A Evolução da Regulamentação de Criptoativos no Brasil

A trajetória da regulamentação de criptoativos no Brasil segue um caminho deliberado e progressivo, em contraste com as respostas regulatórias rápidas e por vezes precipitadas observadas em outros lugares do mundo. Antes de 2023, as plataformas de criptoativos no Brasil operavam majoritariamente fora de quaisquer marcos regulatórios específicos, submetendo-se apenas ao Código Civil Brasileiro mais geral.

Esse cenário foi transformado fundamentalmente com a chegada da Lei Nº 14.478/22, conhecida como Lei de Ativos Virtuais do Brasil, que entrou em vigor em junho de 2023. Essa lei, resultado de aproximadamente sete anos de intensos debates, marcou uma virada crucial em direção à clareza legal nas transações envolvendo criptoativos no Brasil.

A promulgação da Lei de Ativos Virtuais do Brasil, juntamente com o Decreto Nº 11.563, inaugurou uma nova era na regulamentação de criptomoedas no Brasil. O Banco Central do Brasil surgiu como a autoridade responsável pela supervisão e regulação dos serviços de ativos virtuais, com um foco declarado na estabilidade do mercado, mitigação de riscos nos modelos de negócios e promoção de uma inovação responsável.

Grupo de Ação Financeira contra a Lavagem de Dinheiro e o Financiamento do Terrorismo 

O Grupo de Ação Financeira contra a Lavagem de Dinheiro e o Financiamento do Terrorismo (Gafi/FATF), estabelecido pelo G7 em 1989, tem sido fundamental na moldagem do cenário global de regulamentações de criptomoedas. Inicialmente focado no combate à lavagem de dinheiro, o FATF expandiu seu escopo após o 11 de setembro para incluir o financiamento ao terrorismo (CFT), refletindo as complexidades evolutivas das finanças globais. Como uma força autoritativa, o FATF estabelece padrões para instituições financeiras em todo o mundo, e a não conformidade pode levar a graves repercussões econômicas, como demonstrado em casos envolvendo Irã e Coreia do Norte.

Reconhecendo a importância crescente das moedas digitais, a FATF adaptou seu foco no final de 2018 para incluir o âmbito das criptomoedas. Ao introduzir termos como “ativo virtual” e “provedor de serviços de ativos virtuais” em seu Glossário, a organização reconheceu a necessidade de supervisão regulatória no universo cripto.

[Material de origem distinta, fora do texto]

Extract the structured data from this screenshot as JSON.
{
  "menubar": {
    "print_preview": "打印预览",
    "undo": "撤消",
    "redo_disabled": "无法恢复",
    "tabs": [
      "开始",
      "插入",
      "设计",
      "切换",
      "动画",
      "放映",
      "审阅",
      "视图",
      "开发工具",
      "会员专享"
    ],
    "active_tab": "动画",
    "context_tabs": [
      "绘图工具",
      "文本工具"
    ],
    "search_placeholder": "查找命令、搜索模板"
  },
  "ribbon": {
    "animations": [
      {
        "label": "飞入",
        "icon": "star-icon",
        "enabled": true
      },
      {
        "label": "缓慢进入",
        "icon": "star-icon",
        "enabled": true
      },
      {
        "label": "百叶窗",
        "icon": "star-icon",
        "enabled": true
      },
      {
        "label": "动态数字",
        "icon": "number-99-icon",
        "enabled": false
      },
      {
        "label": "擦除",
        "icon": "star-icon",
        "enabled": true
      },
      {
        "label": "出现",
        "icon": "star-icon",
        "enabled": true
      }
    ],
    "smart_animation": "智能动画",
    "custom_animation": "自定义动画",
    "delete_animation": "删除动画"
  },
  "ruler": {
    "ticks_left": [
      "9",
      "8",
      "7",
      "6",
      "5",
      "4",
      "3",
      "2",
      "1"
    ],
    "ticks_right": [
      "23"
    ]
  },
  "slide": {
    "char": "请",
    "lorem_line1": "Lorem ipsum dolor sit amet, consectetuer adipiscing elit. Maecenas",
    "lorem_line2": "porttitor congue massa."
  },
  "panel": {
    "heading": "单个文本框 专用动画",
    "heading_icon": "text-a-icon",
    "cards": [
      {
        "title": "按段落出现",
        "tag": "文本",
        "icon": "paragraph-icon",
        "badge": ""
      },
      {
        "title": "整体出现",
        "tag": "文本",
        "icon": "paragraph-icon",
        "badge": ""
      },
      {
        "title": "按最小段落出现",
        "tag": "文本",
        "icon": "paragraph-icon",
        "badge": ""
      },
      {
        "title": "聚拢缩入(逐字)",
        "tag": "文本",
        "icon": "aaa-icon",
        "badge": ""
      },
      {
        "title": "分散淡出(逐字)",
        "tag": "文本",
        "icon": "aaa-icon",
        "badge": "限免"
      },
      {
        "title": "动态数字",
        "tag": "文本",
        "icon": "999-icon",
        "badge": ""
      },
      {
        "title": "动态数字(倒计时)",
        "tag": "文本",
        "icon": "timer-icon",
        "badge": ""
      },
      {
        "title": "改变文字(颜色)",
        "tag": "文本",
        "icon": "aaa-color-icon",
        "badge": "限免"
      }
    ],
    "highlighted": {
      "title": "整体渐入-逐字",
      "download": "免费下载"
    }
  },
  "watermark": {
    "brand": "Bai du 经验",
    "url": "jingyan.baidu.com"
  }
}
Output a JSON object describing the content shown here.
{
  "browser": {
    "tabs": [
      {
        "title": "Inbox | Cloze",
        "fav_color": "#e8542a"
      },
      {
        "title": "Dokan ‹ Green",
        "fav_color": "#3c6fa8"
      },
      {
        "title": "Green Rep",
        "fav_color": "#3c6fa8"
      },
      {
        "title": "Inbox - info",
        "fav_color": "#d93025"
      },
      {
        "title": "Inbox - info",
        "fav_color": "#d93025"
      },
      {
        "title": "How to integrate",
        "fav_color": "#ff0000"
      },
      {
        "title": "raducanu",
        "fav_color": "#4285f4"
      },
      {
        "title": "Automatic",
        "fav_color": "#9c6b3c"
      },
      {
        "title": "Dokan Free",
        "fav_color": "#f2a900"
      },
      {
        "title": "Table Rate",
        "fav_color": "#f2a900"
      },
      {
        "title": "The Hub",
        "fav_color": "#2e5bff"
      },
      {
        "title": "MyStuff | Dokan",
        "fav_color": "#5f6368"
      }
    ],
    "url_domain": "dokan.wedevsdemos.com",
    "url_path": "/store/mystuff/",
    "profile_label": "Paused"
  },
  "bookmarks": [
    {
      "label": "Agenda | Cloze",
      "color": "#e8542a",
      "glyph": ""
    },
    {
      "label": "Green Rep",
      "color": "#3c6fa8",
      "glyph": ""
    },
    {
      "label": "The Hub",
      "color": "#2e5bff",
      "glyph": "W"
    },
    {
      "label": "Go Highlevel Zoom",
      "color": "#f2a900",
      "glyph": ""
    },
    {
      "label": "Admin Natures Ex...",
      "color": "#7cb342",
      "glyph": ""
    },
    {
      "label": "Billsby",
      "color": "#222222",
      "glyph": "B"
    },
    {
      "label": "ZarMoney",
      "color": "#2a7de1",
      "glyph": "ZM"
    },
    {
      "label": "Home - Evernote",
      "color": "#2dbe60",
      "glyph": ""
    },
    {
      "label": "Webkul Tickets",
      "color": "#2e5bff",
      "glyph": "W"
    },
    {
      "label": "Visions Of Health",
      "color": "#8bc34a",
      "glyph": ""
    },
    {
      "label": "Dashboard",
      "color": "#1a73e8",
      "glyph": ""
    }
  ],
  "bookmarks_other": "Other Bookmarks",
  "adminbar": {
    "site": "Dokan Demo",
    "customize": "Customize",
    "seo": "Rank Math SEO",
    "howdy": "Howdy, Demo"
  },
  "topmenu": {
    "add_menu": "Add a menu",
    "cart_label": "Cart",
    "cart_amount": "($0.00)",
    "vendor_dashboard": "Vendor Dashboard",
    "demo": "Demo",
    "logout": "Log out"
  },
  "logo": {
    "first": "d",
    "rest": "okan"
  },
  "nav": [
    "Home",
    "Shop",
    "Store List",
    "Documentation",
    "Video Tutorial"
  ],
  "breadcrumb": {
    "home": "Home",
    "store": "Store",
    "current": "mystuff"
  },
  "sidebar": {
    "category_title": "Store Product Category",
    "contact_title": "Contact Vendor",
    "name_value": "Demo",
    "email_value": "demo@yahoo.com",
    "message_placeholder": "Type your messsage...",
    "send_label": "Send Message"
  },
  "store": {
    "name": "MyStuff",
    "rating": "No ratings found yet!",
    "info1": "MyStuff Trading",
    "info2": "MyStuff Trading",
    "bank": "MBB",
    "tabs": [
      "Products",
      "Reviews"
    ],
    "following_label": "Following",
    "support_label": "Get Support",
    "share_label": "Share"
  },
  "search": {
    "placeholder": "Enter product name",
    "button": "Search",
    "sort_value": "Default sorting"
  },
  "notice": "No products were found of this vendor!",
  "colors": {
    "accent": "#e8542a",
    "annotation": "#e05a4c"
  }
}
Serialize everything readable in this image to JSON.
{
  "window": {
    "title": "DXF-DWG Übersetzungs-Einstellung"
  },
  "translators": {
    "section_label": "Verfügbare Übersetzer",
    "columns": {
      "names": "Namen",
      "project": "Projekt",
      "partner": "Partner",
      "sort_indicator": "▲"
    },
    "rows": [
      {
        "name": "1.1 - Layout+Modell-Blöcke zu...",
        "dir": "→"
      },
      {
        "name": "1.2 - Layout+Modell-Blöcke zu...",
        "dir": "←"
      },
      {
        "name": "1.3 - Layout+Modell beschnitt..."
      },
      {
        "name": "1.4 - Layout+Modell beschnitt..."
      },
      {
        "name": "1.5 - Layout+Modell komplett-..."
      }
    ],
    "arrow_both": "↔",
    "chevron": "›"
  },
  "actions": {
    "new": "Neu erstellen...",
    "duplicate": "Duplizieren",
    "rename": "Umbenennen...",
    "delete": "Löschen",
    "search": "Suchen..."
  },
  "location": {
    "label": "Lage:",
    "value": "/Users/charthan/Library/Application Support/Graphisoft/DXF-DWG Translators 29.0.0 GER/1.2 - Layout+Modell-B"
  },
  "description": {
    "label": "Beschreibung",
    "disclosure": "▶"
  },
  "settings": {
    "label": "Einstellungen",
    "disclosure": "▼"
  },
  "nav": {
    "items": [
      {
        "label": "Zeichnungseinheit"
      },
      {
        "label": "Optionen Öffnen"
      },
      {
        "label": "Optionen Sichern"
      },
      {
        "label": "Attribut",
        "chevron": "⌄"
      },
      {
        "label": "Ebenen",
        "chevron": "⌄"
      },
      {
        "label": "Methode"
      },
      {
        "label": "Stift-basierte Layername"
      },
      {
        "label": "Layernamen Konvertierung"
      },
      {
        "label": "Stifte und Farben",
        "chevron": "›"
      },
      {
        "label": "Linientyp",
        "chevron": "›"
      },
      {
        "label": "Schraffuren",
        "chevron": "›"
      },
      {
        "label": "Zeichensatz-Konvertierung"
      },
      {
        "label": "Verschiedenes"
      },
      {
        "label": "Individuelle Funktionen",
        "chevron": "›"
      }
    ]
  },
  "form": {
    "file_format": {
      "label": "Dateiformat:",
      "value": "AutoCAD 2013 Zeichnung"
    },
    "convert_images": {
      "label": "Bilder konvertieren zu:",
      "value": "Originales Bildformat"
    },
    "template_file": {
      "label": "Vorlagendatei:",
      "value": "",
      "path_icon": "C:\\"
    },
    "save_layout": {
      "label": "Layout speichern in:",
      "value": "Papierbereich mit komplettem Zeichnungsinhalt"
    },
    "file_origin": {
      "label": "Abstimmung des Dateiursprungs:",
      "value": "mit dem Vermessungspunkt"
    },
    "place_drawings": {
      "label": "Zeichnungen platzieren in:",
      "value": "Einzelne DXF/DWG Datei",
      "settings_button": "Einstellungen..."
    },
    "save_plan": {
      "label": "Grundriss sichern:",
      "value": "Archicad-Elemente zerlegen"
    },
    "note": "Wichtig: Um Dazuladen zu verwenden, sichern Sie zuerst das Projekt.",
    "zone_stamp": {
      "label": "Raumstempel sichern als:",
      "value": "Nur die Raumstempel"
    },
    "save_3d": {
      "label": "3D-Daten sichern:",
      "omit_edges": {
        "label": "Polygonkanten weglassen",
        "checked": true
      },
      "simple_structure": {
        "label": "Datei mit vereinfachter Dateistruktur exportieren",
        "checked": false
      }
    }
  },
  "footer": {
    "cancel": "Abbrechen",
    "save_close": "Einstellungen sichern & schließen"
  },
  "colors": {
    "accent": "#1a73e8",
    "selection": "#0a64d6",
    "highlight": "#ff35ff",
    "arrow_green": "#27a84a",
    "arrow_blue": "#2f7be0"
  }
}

Um pilar da abordagem da FATF para a regulamentação de criptomoedas é a “Regra de Viagem”, promulgada em junho de 2019. Espelhando a Regra de Viagem do Ato de Sigilo Bancário dos EUA, ela exige que os VASPs comuniquem informações específicas do usuário para transações que excedam $1.000. Esta regulamentação visa promover a transparência nas transações de criptomoedas e combater atividades financeiras ilícitas.

Países membros estão ativamente alinhando suas regulamentações domésticas com esses padrões da FATF, resultando em um panorama regulatório global diversificado. Elementos comuns entre as jurisdições incluem o registro e licenciamento obrigatórios para VASPs, acoplados com obrigações rigorosas como sistemas de Prevenção à Lavagem de Dinheiro (AML), processos abrangentes de KYC (Know your constumer- Conheça seu cliente) e aviso de atividades suspeitas.

Abordagem do Brasil na Regulação de Criptomoedas

Conforme os sistemas financeiros globais, influenciados pelas recomendações do FATF, buscam integrar regulamentações de criptomoedas, o Banco Central do Brasil apresenta sua abordagem específica para este setor. Esta abordagem busca equilibrar os padrões internacionais com as particularidades do ecossistema financeiro brasileiro.

Regulamentações para VASPs e Bancos

O plano do Banco Central inclui regulamentações específicas para VASPs e para instituições financeiras tradicionais, como bancos, que oferecem serviços relacionados a criptoativos. O foco está na integridade operacional, proteção do consumidor e cumprimento das normas de prevenção à lavagem de dinheiro.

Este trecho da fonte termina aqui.